Personal Finance

Not-So-Golden Years: Over 75, Burdened By Debt

Allison Linn, NBC News
Mark Bowden | E+ | Getty Images

The golden years are supposed to be a time when you can live off the wealth you've accumulated over a lifetime, not feel like you have to take on more debt to make ends meet.

But a new batch of research shows that Americans ages 75 and over appear to have grown more burdened by debt in recent years, and experts say a likely culprit is medical expenses.

A new analysis of government data, released earlier this month by the Employee Benefit Research Institute, found that between 2007 and 2010 people who are 75 and older were more likely to have debt, and their average debt levels increased significantly.

That's in stark contrast to other older Americans in their 50s and 60s, who generally saw debt levels stabilize during that period.

In general, the good news is that people ages 75 and older are much less likely to have debt, and generally carry far less debt, than other older Americans. But Craig Copeland, a senior research associate with EBRI and the report's author, said it was still troubling to see that the trend for that group was toward increasing, rather than decreasing, debt burdens.

"It really looked like something wasn't going well for them," Copeland said.

He suspects that many Americans who are 75 and older have few options but to take on debt when a big unexpected expense arises, because many are living on fixed retirement incomes and don't work. That means they can't, say, work a few extra hours or take on a second job if they need to pay for something.

That unexpected expense may be health-related. Although most older Americans are covered by Medicare, Copeland noted that many are still on the hook for co-pays and other out-of-pocket expenses.

That means a person with a limited income can have their finances thrown into disarray by one unexpected event, such as a broken hip that requires significant co-pays or the sudden need for a very expensive prescription that isn't fully covered.

"In a lot of cases it seems to be that health care is a particularly vexing issue," he said.

The percentage of people 75 and above who had debt grew from 31.2 percent in 2007, the year the nation went into recession, to 38.5 percent in 2010, a year after the recession officially ended, according to the EBRI's analysis of Census data. The average amount of debt for those with debt also more than doubled, from $13,665 in 2007 to $27,409 in 2010.

The debt loads were far greater for people in their 50s and 60s, but the trend lines were far less troubling. The percentage of people ages 55 to 64 who held debt fell from 81.7 percent to 77.6 percent. For people ages 65 to 74, the percentage holding debt held steady at about 65 percent.

The average debt for 55- to 64-year-old debtholders fell from $112,075 in 2007 to $107,060 in 2010. For people ages 65 to 74, average debt fell from $72,922 in 2007 to $70,875 in 2010.

It makes sense for younger people to have more debt because they are still paying off big expenses, like houses, and they also are more likely to be bringing home a paycheck.

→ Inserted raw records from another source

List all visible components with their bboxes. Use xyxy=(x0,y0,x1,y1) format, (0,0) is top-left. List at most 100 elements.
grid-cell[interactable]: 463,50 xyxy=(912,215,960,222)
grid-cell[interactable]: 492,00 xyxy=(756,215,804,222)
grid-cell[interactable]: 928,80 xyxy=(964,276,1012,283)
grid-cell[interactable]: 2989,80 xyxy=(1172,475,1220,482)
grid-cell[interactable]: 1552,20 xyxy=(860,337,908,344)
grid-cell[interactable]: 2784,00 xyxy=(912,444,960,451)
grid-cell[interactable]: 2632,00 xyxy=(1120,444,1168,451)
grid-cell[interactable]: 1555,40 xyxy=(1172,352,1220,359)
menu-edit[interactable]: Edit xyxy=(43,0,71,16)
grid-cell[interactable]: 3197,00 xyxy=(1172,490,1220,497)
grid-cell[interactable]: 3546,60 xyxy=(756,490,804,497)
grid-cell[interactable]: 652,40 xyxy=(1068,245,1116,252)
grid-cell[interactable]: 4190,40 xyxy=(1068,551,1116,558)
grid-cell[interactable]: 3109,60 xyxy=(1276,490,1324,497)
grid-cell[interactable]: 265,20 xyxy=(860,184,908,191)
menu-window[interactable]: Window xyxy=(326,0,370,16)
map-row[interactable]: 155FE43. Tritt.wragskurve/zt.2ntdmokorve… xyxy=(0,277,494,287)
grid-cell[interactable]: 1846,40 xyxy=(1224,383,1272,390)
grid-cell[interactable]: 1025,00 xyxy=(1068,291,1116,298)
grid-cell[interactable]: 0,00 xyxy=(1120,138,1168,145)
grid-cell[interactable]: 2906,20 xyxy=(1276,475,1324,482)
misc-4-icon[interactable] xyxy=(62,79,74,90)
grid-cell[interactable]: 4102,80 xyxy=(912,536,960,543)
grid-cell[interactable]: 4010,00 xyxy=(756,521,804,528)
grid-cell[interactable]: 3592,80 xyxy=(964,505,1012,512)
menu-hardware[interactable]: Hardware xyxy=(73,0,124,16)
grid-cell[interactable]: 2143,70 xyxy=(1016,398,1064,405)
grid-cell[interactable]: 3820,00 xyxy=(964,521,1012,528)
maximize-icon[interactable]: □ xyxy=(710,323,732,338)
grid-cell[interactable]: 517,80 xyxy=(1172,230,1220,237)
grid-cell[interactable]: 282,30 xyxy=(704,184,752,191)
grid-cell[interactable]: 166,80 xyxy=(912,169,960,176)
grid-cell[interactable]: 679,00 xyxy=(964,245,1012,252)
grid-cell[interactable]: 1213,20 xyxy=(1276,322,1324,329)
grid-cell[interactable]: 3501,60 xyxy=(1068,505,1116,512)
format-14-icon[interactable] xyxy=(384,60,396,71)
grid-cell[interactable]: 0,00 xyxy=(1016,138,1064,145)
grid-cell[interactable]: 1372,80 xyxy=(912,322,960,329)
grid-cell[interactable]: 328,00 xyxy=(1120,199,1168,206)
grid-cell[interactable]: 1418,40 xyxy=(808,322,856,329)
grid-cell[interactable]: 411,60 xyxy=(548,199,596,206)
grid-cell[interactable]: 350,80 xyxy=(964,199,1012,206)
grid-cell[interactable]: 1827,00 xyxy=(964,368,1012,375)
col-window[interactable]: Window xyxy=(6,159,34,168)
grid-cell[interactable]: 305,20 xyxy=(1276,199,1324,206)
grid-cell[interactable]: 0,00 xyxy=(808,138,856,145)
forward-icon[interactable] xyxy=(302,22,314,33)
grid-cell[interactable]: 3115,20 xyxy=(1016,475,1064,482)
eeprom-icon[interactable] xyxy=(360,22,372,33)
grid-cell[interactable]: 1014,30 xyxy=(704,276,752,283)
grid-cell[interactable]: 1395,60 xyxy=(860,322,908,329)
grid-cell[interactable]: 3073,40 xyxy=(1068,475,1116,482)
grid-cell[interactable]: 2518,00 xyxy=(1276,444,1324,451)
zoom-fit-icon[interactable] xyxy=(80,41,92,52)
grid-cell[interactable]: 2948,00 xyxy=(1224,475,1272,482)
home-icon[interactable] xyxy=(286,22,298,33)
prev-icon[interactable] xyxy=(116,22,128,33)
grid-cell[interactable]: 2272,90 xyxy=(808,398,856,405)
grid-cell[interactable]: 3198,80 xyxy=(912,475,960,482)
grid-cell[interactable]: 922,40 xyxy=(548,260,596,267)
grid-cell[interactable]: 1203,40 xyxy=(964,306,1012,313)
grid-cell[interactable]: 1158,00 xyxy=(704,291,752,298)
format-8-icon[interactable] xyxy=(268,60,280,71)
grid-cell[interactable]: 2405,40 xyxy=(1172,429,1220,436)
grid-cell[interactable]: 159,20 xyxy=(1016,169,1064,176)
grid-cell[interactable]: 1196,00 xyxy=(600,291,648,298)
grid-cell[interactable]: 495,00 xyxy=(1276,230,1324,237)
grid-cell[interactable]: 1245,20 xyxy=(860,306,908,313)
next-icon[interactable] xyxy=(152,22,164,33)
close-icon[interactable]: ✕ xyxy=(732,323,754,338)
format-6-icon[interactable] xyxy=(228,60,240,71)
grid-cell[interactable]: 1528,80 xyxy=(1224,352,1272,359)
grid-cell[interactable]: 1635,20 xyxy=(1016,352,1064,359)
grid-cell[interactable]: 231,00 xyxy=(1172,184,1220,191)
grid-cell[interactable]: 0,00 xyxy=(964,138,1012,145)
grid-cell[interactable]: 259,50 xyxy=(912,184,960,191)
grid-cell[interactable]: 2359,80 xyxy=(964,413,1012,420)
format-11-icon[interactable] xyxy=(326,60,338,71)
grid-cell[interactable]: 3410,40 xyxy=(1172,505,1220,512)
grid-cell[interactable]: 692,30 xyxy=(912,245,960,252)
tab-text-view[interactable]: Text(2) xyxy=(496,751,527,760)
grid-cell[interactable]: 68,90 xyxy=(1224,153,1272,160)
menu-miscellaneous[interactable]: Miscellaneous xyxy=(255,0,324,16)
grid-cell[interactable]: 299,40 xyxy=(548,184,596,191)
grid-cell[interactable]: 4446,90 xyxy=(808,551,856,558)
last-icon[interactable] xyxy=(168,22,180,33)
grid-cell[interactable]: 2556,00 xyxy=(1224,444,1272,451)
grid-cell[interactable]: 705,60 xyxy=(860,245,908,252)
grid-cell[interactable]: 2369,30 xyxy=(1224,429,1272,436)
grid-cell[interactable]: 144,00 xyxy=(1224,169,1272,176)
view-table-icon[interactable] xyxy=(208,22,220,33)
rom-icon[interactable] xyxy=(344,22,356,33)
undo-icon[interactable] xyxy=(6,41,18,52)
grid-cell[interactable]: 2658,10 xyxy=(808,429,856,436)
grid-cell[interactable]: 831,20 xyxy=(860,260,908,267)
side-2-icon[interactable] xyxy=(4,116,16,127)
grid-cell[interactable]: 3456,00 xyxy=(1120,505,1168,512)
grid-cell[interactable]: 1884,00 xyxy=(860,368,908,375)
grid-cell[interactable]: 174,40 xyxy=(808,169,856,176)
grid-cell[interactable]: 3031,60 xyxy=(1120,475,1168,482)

By the time you reach your mid-70s, many would expect to have paid off the house and retired from regular work.

For people 75 and older, Copeland said his research showed that both median credit card and housing debt increased for those who had those types of debt.

Lucia Dunn, an economist at The Ohio State University, said her more recent research also has shown that older Americans have been taking on more credit card debt in recent years. She also suspects that unexpected medical expenses are a key problem for that group.

But in general, she said the really troubling finding she's seeing is that younger Americans appear to be taking on more debt than previous generations, and paying it off at slower rates.

That could mean that today's young people have even bigger problems than their parents and grandparents when they reach age 75 and older.

"The elderly are taking it in (but) not as fast as the younger ones," she said. "The really young cohorts are really digging a hole for themselves."